Jika keadaan seperti ini berlangsung sebentar saja, tentu wajar-wajar saja. Sebagaimana halnya ketika seseorang baru saja ditinggal pergi oleh orang-orang tercinta (ibunya/ayahnya baru saja wafat, dst) maka adalah wajar jika yang bersangkutan mengalami kesedihan yang mendalam. Namun jika yang bersangkutan terus larut dalam kesedihan tersebut dalam waktu yang lama, tentunya hal ini menjadi tidak baik.
Saudaraku...,
Silahkan bersuka cita, tetapi janganlah kita terlalu bersuka cita / terlalu bergembira dengan apa saja yang telah berhasil kita raih / telah berhasil kita miliki. Termasuk kepada sang calon suami (dan saya ikut berdo’a semoga bisa berakhir hingga ke pelaminan, amin). Cobalah untuk menata hati kembali agar perasaan cinta yang menggelora kepadanya tersebut jangan berlangsung terlalu lama. Silahkan mencintainya, tapi jangan terlalu mencintainya. Bersikaplah yang sewajarnya saja, karena semuanya itu (termasuk calon suami), pada hakekatnya hanyalah titipan Allah semata.

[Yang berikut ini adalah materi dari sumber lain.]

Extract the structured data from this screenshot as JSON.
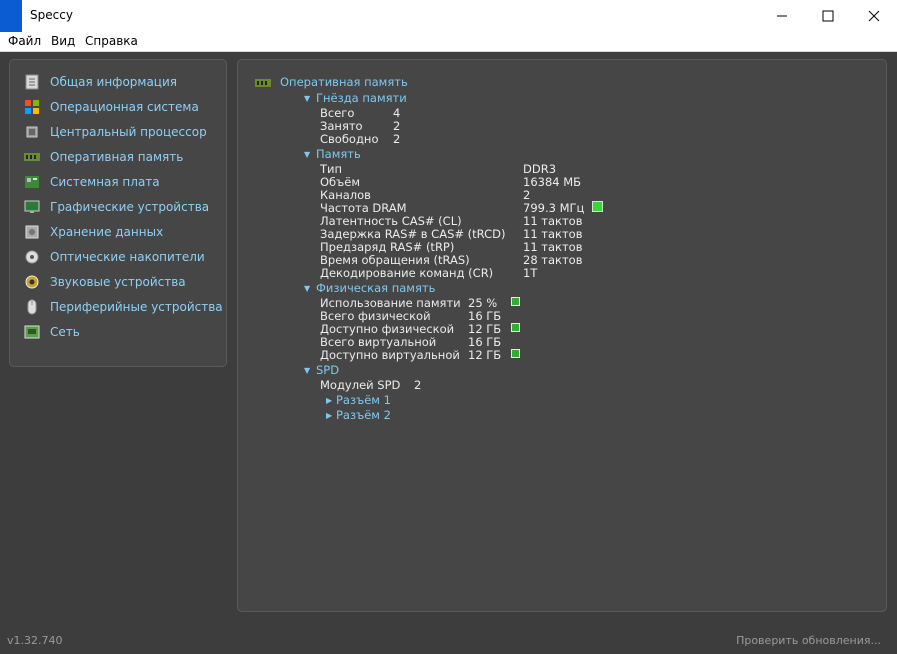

Sebaliknya: silahkan berduka cita, tetapi jangan terlalu berduka cita (apalagi sampai larut di dalamnya) terhadap segala sesuatu yang luput dari kita, apakah itu berupa kehilangan jabatan, pekerjaan, harta kekayaan, orang-orang yang kita cintai, dll., termasuk jika saudaraku harus mendapati kemungkinan terburuk / tidak jadi menikah dengannya (dan saya ikut berdo’a semoga hal ini tidak sampai terjadi, amin). Ingatlah, bahwa pada hakekatnya semuanya itu hanyalah titipan Allah semata. Karena sesungguhnya Allah-lah pemilik seluruh alam semesta beserta isinya, termasuk jiwa dan raga kita. Sebagaimana telah dijelaskan dalam Al Qur’an surat Al Hadiid ayat 23 berikut ini:
“(Kami jelaskan yang demikian itu) supaya kamu jangan berduka cita terhadap apa yang luput dari kamu, dan supaya kamu jangan terlalu gembira* terhadap apa yang diberikan-Nya kepadamu. Dan Allah tidak menyukai setiap orang yang sombong lagi membanggakan diri,” (QS. Al Hadiid. 23). *) Yang dimaksud dengan terlalu gembira disini adalah gembira yang telah melampaui batas, yang menyebabkan kesombongan, ketakaburan, dan lupa kepada Allah.
Saudaraku...,
Satu hal yang harus kita tanamkan dalam hati kita, bahwa sebagai seorang muslim / muslimah yang baik, maka seharusnya cinta kita 100% hanya untuk Allah semata.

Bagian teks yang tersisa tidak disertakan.